Roma non è mai stata così ambita.
Non dai turisti, quelli ci sono sempre stati, ma da chi vuole restarci. Comprare, ristrutturare, arredare con Schifano e Guttuso e sparire tra le cupole. Negli ultimi anni la Capitale ha silenziosamente smesso di essere una meta da cartolina per diventare il quartier generale europeo di un manipolo di star internazionali che hanno capito una cosa semplice: rispetto a Parigi e Londra, qui si vive meglio e si spende meno. Per ora.
La notizia più recente porta le firme di Michael Douglas e Catherine Zeta-Jones. Secondo quanto riportato dal Mail on Sunday, l’attrice gallese avrebbe fatto al marito uno di quei regali che rendono obsoleto qualsiasi altro: un attico multimilionario a pochi passi da Piazza Navona, dentro un palazzo storico del centro, con terrazza panoramica e veduta su San Pietro. La coppia è stata avvistata in città nei giorni scorsi, non per una premiere, non per un red carpet, ma per seguire i lavori di ristrutturazione. Cappellini da baseball, occhiali scuri, cene di spaghetti in trattoria. L’appartamento ha già i quadri appesi: opere di Mario Schifano e Renato Guttuso scelte da Zeta-Jones per arredare gli ambienti. Nelle foto circolate online compare anche Massimo Ferrero accanto alle due star, a conferma che Roma ha un suo modo unico di mescolare i mondi.

Se il caso Douglas fa rumore, quello di Thom Yorke ha una storia più silenziosa e forse più bella.
Il frontman dei Radiohead abita a Roma da qualche anno, in un attico di trecento e passa metri quadri in zona Campo Marzio, che fino agli anni Ottanta era la casa di Italo Calvino. La zona lettura dove lo scrittore era solito pensare e scrivere è stata mantenuta com’era durante la ristrutturazione; nella sala biblioteca, le infinite pile di libri hanno lasciato il posto a innumerevoli vinili. Yorke a Roma ci sta davvero: si muove con passo rapido, cappello calato sulla fronte. Sua moglie è italiana, Dajana Roncione, attrice siciliana, e questo probabilmente spiega sia l’inserimento nella vita quotidiana della città sia il dettaglio involontariamente surreale che gli è capitato: una redazione online ha tentato di imbucarsi a casa sua a Ferragosto portandogli gli ingredienti per una carbonara. La missione è fallita per via di un cane e di un vicino molto contrariato. Yorke, vegano, non avrebbe gradito neanche il guanciale.

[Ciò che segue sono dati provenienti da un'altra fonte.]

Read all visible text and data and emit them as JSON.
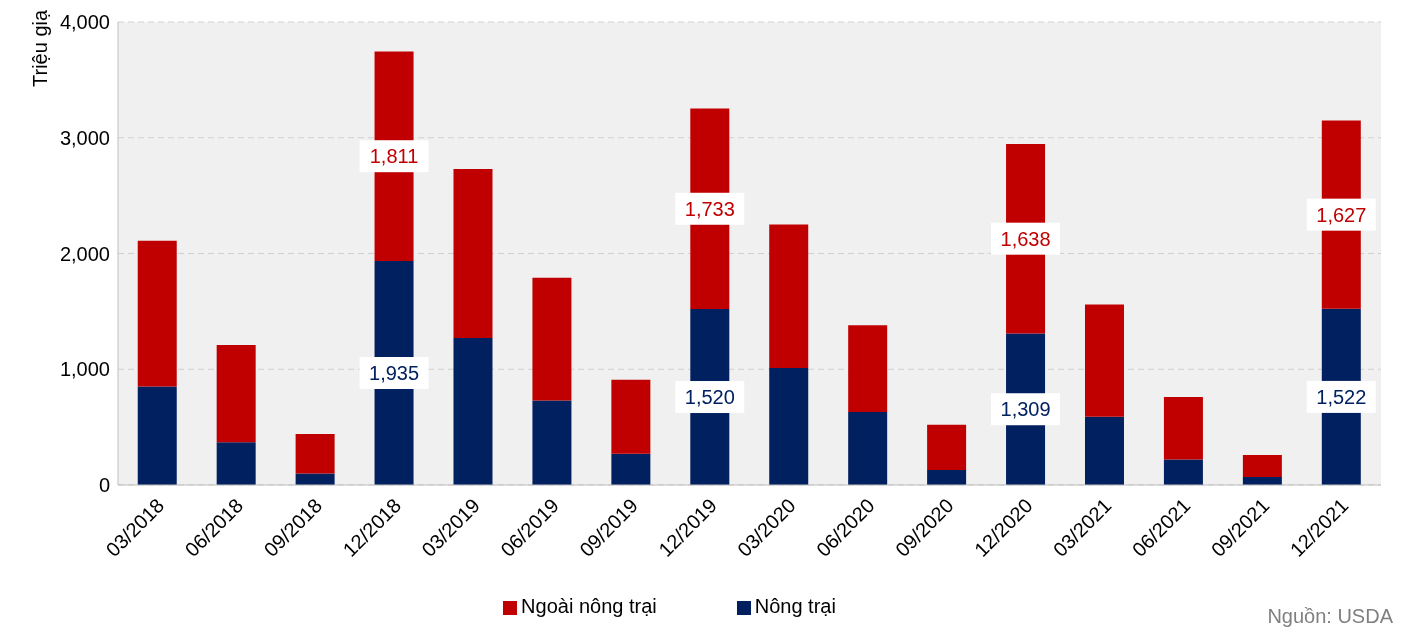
{
  "chart_data": {
    "type": "bar",
    "stacked": true,
    "ylabel": "Triệu giạ",
    "categories": [
      "03/2018",
      "06/2018",
      "09/2018",
      "12/2018",
      "03/2019",
      "06/2019",
      "09/2019",
      "12/2019",
      "03/2020",
      "06/2020",
      "09/2020",
      "12/2020",
      "03/2021",
      "06/2021",
      "09/2021",
      "12/2021"
    ],
    "series": [
      {
        "name": "Nông trại",
        "color": "#002060",
        "values": [
          850,
          370,
          100,
          1935,
          1270,
          730,
          270,
          1520,
          1010,
          630,
          130,
          1309,
          590,
          220,
          70,
          1522
        ],
        "value_labels": [
          null,
          null,
          null,
          "1,935",
          null,
          null,
          null,
          "1,520",
          null,
          null,
          null,
          "1,309",
          null,
          null,
          null,
          "1,522"
        ]
      },
      {
        "name": "Ngoài nông trại",
        "color": "#c00000",
        "values": [
          1260,
          840,
          340,
          1811,
          1460,
          1060,
          640,
          1733,
          1240,
          750,
          390,
          1638,
          970,
          540,
          190,
          1627
        ],
        "value_labels": [
          null,
          null,
          null,
          "1,811",
          null,
          null,
          null,
          "1,733",
          null,
          null,
          null,
          "1,638",
          null,
          null,
          null,
          "1,627"
        ]
      }
    ],
    "ylim": [
      0,
      4000
    ],
    "yticks": [
      {
        "value": 0,
        "label": "0"
      },
      {
        "value": 1000,
        "label": "1,000"
      },
      {
        "value": 2000,
        "label": "2,000"
      },
      {
        "value": 3000,
        "label": "3,000"
      },
      {
        "value": 4000,
        "label": "4,000"
      }
    ],
    "grid": "y",
    "legend": "bottom",
    "annotations": [
      "Nguồn: USDA"
    ]
  }
}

C’è poi chi a Roma ci finisce tanto spesso da sembrare quasi un residente. Harry Styles frequenta la Capitale da anni, avvistato tra le bancarelle di Porta Portese, in bicicletta per il centro, al supermercato. La sua base nel Lazio è a Civita di Bagnoregio, borgo di roccia etrusca con undici abitanti stabili, ma Roma funziona come estensione naturale di quella scelta. Il momento più cinematografico del suo rapporto con la città risale a marzo 2025: Styles viene avvistato da solo in piazza San Pietro durante l’elezione del nuovo Papa. Berretto basso, nessuna scorta. Lo riconoscono, scatta qualche foto, poi sparisce nella folla.

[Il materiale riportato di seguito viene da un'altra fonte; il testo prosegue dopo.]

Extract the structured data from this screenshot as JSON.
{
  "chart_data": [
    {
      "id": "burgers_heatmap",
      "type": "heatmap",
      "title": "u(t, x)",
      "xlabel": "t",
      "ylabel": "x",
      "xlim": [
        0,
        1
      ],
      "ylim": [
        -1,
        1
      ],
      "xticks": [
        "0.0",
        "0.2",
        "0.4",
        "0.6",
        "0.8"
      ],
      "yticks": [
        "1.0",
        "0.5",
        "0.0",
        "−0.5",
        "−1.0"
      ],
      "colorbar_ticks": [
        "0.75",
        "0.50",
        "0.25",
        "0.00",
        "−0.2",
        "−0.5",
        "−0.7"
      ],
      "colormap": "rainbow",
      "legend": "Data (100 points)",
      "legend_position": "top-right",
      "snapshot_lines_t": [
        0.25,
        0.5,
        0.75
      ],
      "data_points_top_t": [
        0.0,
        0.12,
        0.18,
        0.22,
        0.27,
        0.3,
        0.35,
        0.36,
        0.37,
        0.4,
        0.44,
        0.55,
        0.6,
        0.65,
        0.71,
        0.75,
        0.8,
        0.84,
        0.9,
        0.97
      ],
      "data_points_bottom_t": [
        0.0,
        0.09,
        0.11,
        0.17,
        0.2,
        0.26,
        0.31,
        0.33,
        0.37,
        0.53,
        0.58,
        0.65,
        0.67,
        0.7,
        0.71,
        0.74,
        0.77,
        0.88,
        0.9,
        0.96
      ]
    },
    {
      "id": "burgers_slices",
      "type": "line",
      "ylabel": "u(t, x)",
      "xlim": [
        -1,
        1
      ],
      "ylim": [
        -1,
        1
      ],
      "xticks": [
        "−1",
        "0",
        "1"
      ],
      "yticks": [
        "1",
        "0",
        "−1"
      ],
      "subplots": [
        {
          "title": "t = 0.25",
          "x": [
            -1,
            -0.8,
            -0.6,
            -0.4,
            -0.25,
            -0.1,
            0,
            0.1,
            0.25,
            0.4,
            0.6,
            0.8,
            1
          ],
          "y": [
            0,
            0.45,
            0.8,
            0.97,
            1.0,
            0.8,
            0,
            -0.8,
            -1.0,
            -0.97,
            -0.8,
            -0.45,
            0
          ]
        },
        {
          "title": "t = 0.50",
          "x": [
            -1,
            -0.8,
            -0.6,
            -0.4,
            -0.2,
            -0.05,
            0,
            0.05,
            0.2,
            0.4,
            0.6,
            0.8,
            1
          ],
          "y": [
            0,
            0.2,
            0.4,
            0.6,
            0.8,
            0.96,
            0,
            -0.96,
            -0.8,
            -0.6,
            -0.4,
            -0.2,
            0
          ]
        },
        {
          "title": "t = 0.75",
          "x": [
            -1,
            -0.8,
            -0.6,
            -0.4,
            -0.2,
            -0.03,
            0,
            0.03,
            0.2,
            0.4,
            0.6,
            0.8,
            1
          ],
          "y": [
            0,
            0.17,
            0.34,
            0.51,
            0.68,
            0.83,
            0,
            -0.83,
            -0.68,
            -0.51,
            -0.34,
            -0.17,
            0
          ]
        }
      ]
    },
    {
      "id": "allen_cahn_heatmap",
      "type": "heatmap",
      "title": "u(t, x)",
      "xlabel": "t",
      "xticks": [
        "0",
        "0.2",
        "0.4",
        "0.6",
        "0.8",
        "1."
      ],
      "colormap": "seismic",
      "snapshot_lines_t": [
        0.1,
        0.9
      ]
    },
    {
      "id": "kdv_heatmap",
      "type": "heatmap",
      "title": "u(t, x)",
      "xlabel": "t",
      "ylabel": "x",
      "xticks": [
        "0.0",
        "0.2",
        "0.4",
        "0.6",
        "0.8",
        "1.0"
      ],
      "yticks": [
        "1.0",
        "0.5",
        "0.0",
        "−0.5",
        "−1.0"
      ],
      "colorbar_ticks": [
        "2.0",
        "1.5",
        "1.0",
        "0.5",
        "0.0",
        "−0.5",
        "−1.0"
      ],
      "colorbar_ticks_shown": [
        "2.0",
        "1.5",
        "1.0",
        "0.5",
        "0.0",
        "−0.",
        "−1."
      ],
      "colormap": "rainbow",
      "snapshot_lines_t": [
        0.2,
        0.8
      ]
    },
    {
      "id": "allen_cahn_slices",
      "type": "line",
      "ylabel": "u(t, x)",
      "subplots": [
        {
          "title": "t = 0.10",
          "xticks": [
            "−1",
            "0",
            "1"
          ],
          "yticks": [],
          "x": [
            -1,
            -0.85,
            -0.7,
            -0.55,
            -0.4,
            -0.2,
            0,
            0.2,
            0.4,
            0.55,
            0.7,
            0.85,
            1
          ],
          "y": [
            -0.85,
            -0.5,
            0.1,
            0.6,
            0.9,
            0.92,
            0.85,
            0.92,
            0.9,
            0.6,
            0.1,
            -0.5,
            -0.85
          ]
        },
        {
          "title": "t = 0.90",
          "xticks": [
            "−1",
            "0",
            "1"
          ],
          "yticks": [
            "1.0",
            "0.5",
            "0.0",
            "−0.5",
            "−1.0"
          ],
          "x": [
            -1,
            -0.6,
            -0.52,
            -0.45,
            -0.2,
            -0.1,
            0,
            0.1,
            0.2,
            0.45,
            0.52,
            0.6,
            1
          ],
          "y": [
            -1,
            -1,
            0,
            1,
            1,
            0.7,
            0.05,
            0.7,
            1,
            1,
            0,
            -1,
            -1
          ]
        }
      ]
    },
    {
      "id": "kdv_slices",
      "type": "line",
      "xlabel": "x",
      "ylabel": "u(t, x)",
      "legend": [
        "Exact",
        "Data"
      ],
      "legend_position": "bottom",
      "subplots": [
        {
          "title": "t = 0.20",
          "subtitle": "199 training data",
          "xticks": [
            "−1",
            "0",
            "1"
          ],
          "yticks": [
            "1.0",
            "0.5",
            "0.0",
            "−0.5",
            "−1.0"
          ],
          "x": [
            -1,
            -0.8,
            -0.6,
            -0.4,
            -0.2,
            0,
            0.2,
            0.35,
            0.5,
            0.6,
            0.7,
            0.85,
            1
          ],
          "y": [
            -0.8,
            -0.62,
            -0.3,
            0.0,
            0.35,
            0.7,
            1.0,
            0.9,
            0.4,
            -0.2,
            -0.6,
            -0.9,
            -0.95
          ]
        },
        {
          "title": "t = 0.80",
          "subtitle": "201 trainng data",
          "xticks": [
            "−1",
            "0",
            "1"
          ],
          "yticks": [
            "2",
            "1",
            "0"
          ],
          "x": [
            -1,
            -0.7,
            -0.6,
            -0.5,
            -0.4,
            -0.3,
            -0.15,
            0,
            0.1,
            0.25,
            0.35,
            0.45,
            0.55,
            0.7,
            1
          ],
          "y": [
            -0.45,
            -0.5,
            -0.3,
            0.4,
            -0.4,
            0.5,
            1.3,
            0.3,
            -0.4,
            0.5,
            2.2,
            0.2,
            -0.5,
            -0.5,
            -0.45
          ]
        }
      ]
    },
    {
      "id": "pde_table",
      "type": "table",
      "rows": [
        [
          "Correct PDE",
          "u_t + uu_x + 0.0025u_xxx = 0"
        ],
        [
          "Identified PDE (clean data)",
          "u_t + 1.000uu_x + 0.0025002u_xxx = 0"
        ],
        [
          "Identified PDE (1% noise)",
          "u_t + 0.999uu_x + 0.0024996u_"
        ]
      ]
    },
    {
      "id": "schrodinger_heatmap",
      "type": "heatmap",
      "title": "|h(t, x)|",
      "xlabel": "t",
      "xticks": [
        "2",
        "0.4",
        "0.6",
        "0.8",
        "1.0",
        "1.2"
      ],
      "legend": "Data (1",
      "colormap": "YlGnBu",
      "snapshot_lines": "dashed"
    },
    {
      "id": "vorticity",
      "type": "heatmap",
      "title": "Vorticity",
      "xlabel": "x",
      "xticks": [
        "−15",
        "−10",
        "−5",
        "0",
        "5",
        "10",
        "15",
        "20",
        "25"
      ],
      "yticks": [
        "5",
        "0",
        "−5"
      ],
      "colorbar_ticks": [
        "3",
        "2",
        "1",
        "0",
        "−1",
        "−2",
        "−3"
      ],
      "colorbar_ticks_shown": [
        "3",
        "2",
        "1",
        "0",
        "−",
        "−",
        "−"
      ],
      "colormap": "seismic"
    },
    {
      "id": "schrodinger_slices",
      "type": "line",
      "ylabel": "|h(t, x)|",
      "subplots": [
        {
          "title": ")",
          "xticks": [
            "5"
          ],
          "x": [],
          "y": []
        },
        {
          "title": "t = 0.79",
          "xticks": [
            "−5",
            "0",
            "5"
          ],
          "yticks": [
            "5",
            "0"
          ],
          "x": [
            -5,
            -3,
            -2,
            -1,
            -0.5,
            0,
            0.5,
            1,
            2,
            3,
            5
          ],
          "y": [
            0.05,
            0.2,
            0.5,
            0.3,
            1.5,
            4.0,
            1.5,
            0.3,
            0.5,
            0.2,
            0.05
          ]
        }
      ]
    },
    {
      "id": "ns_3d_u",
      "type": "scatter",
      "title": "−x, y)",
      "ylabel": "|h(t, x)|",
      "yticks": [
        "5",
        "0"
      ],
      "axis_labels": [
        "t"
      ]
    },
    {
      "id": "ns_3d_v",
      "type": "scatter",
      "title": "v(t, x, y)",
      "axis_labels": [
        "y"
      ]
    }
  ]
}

Roma offre alle star internazionali qualcosa che nessun’altra capitale europea garantisce con la stessa naturalezza: la possibilità di sparire. La città ha il suo ritmo e non lo cambia per nessuno, nemmeno per chi le regala un Guttuso.
Detto questo, l’Italia accoglie tutti e lo fa con una generosità che poche culture al mondo possono vantare. Ma accogliere non significa scomparire. Comprare un attico nel centro storico, abitare l’appartamento di Calvino, fare la spesa al mercato rionale, tutto questo ha un peso culturale che va oltre l’investimento immobiliare. L’Italia non è un fondale. Non è un glamping con le cupole. È un paese con una densità di storia, lingua e identità che chiede qualcosa in cambio: non la residenza anagrafica, non il tricolore sul balcone. Solo il rispetto di chi sa di stare in un posto che non gli appartiene del tutto, e ne è grato.